Monday, October 12, 2015

Why Would A Country's Leader Order Never Ending Sorties Knowing They Wouldn't Work?


Because, well....

The base:

President Richard Nixon believed that years of aerial bombing in Southeast Asia to pressure North Vietnam achieved “zilch” even as he publicly declared it was effective and ordered more bombing while running for reelection in 1972...

If you get my drift.



North Van's Grumps said...

If Harper is our "Nixon"
If PMO is our "K"
If Duffy is our "Butterfield"


Scotty on denman said...

Nixon and Harper might have a lot in common in the evil department, but I always thought of Nixon as being at least interesting---in the Chinese curse sort of way---and for all his flaws, much more human than Harper who seems robotic in comparison. But, then again, maybe "interesting" just comes with the territory when one occupies the most powerful office in the world.

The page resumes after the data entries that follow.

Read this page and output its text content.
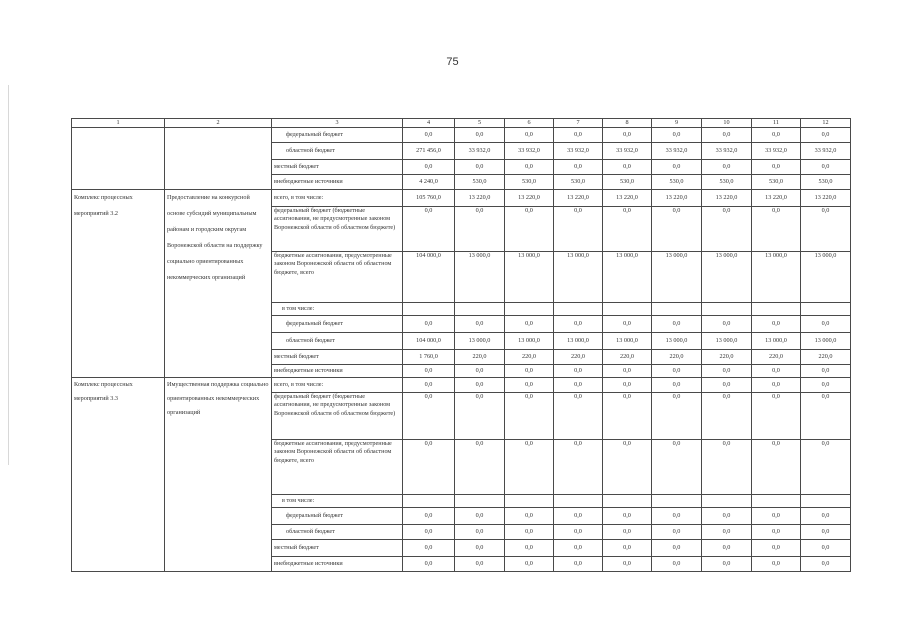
75
1	2	3	4	5	6	7	8	9	10	11	12
		федеральный бюджет	0,0	0,0	0,0	0,0	0,0	0,0	0,0	0,0	0,0
		областной бюджет	271 456,0	33 932,0	33 932,0	33 932,0	33 932,0	33 932,0	33 932,0	33 932,0	33 932,0
		местный бюджет	0,0	0,0	0,0	0,0	0,0	0,0	0,0	0,0	0,0
		внебюджетные источники	4 240,0	530,0	530,0	530,0	530,0	530,0	530,0	530,0	530,0
Комплекс процессных мероприятий 3.2	Предоставление на конкурсной основе субсидий муниципальным районам и городским округам Воронежской области на поддержку социально ориентированных некоммерческих организаций	всего, в том числе:	105 760,0	13 220,0	13 220,0	13 220,0	13 220,0	13 220,0	13 220,0	13 220,0	13 220,0
		федеральный бюджет (бюджетные ассигнования, не предусмотренные законом Воронежской области об областном бюджете)	0,0	0,0	0,0	0,0	0,0	0,0	0,0	0,0	0,0
		бюджетные ассигнования, предусмотренные законом Воронежской области об областном бюджете, всего	104 000,0	13 000,0	13 000,0	13 000,0	13 000,0	13 000,0	13 000,0	13 000,0	13 000,0
		в том числе:									
		федеральный бюджет	0,0	0,0	0,0	0,0	0,0	0,0	0,0	0,0	0,0
		областной бюджет	104 000,0	13 000,0	13 000,0	13 000,0	13 000,0	13 000,0	13 000,0	13 000,0	13 000,0
		местный бюджет	1 760,0	220,0	220,0	220,0	220,0	220,0	220,0	220,0	220,0
		внебюджетные источники	0,0	0,0	0,0	0,0	0,0	0,0	0,0	0,0	0,0
Комплекс процессных мероприятий 3.3	Имущественная поддержка социально ориентированных некоммерческих организаций	всего, в том числе:	0,0	0,0	0,0	0,0	0,0	0,0	0,0	0,0	0,0
		федеральный бюджет (бюджетные ассигнования, не предусмотренные законом Воронежской области об областном бюджете)	0,0	0,0	0,0	0,0	0,0	0,0	0,0	0,0	0,0
		бюджетные ассигнования, предусмотренные законом Воронежской области об областном бюджете, всего	0,0	0,0	0,0	0,0	0,0	0,0	0,0	0,0	0,0
		в том числе:									
		федеральный бюджет	0,0	0,0	0,0	0,0	0,0	0,0	0,0	0,0	0,0
		областной бюджет	0,0	0,0	0,0	0,0	0,0	0,0	0,0	0,0	0,0
		местный бюджет	0,0	0,0	0,0	0,0	0,0	0,0	0,0	0,0	0,0
		внебюджетные источники	0,0	0,0	0,0	0,0	0,0	0,0	0,0	0,0	0,0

The Cons almost exclusive messaging to their base has been the main feature of this campaign which does beg the question: what does Harper have to worry about? What's with pandering to the base to the exclusion of everybody else? Almost no attempt has been made to proselytize or grow outside of the base. All this overweening attention makes it look like it's their base's solidarity that's giving them ulcers. Almost everything they've done seems to have been aimed squarely at the base. The early campaign call allowed them to corral core partisans inside locked-down, invitation-only rallies where handlers could best manage news from the Duffy trial; a central economic theme isn't surprising, but the disgusting niqab demagoguery seems like red-meat with only the base's tastes in mind (I think it's otherwise pretty risky---it just might backfire like ridiculing Chretien's facial palsy did). The Cons' marijuana policy definitely isn't going to steal any votes from Justin Trudeau, but it's gospel for the base---nice and unscientific, just they way they like it.

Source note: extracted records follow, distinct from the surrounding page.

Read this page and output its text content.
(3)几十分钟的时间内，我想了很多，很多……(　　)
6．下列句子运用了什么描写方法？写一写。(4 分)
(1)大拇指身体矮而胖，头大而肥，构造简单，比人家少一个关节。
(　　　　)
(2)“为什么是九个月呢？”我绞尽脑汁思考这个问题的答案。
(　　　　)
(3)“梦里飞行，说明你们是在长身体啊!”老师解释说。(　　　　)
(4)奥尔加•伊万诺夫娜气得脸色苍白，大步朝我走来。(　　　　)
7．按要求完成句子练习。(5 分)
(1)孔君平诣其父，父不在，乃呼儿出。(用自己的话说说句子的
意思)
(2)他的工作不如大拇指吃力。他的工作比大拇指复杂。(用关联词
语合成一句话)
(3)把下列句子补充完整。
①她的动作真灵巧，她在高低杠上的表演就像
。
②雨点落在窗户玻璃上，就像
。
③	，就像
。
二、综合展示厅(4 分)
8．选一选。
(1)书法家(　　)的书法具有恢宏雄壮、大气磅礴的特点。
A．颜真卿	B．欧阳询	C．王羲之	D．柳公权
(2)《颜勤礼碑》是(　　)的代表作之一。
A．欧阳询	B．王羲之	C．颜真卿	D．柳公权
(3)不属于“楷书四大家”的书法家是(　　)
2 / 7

"Zilch" is a good description of Canada's contribution to military theatres in the Arab world, and in the Ukraine. It's definitely political in inception, and, again, it's got the base forefront in mind.

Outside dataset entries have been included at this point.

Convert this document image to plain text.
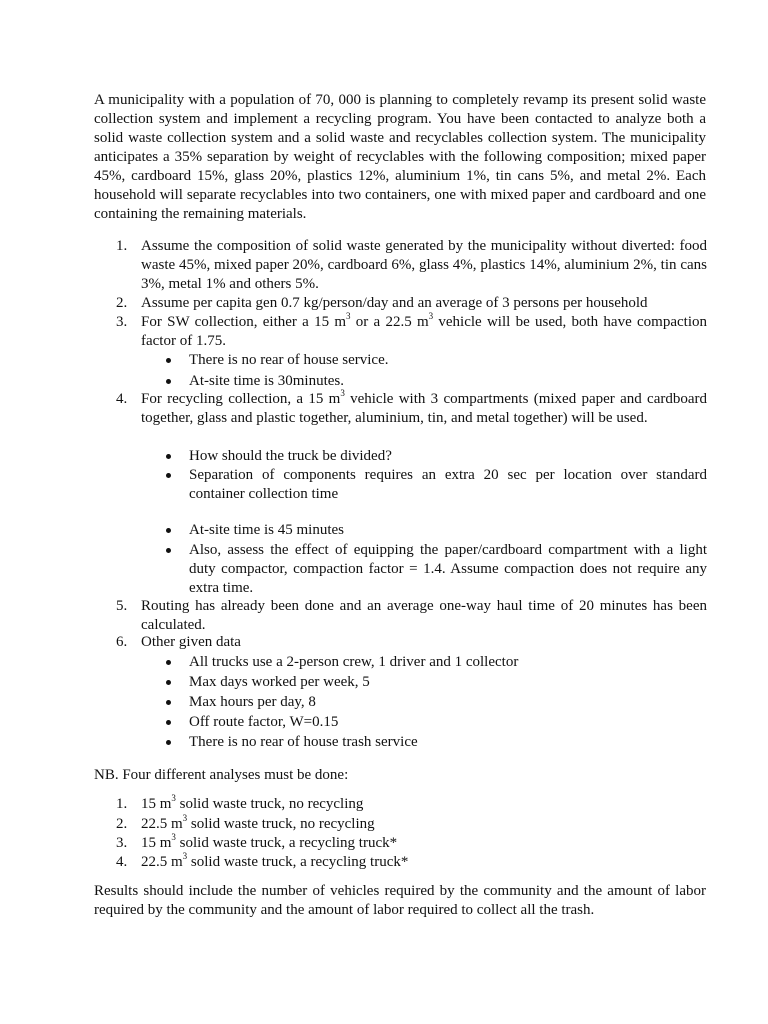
A municipality with a population of 70, 000 is planning to completely revamp its present solid waste collection system and implement a recycling program. You have been contacted to analyze both a solid waste collection system and a solid waste and recyclables collection system. The municipality anticipates a 35% separation by weight of recyclables with the following composition; mixed paper 45%, cardboard 15%, glass 20%, plastics 12%, aluminium 1%, tin cans 5%, and metal 2%. Each household will separate recyclables into two containers, one with mixed paper and cardboard and one containing the remaining materials.

1. Assume the composition of solid waste generated by the municipality without diverted: food waste 45%, mixed paper 20%, cardboard 6%, glass 4%, plastics 14%, aluminium 2%, tin cans 3%, metal 1% and others 5%.
2. Assume per capita gen 0.7 kg/person/day and an average of 3 persons per household
3. For SW collection, either a 15 $m^3$ or a 22.5 $m^3$ vehicle will be used, both have compaction factor of 1.75.
There is no rear of house service.
At-site time is 30minutes.
4. For recycling collection, a 15 $m^3$ vehicle with 3 compartments (mixed paper and cardboard together, glass and plastic together, aluminium, tin, and metal together) will be used.
How should the truck be divided?
Separation of components requires an extra 20 sec per location over standard container collection time
At-site time is 45 minutes
Also, assess the effect of equipping the paper/cardboard compartment with a light duty compactor, compaction factor = 1.4. Assume compaction does not require any extra time.
5. Routing has already been done and an average one-way haul time of 20 minutes has been calculated.
6. Other given data
All trucks use a 2-person crew, 1 driver and 1 collector
Max days worked per week, 5
Max hours per day, 8
Off route factor, W=0.15
There is no rear of house trash service
NB. Four different analyses must be done:
1. 15 $m^3$ solid waste truck, no recycling
2. 22.5 $m^3$ solid waste truck, no recycling
3. 15 $m^3$ solid waste truck, a recycling truck*
4. 22.5 $m^3$ solid waste truck, a recycling truck*

Results should include the number of vehicles required by the community and the amount of labor required by the community and the amount of labor required to collect all the trash.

If you look at the various factions within the Con party, it's plain some important ones must be disappointed with Harper: seven deficits in a row doesn't make fiscal Cons happy; procurement of F-35 jets is certainly no way to run a business; more than a few patriotic Cons have probably already taken flight because of how veterans have been maltreated; social Cons were told at the beginning of this majority that the sock they were to put in their abortion and gay-marriage crusades during the minorities will be permanent, not temporary the way Harper had negotiated the bible-thumpers' quiescence. It's more than just plausible that disaffection exists in the Con base.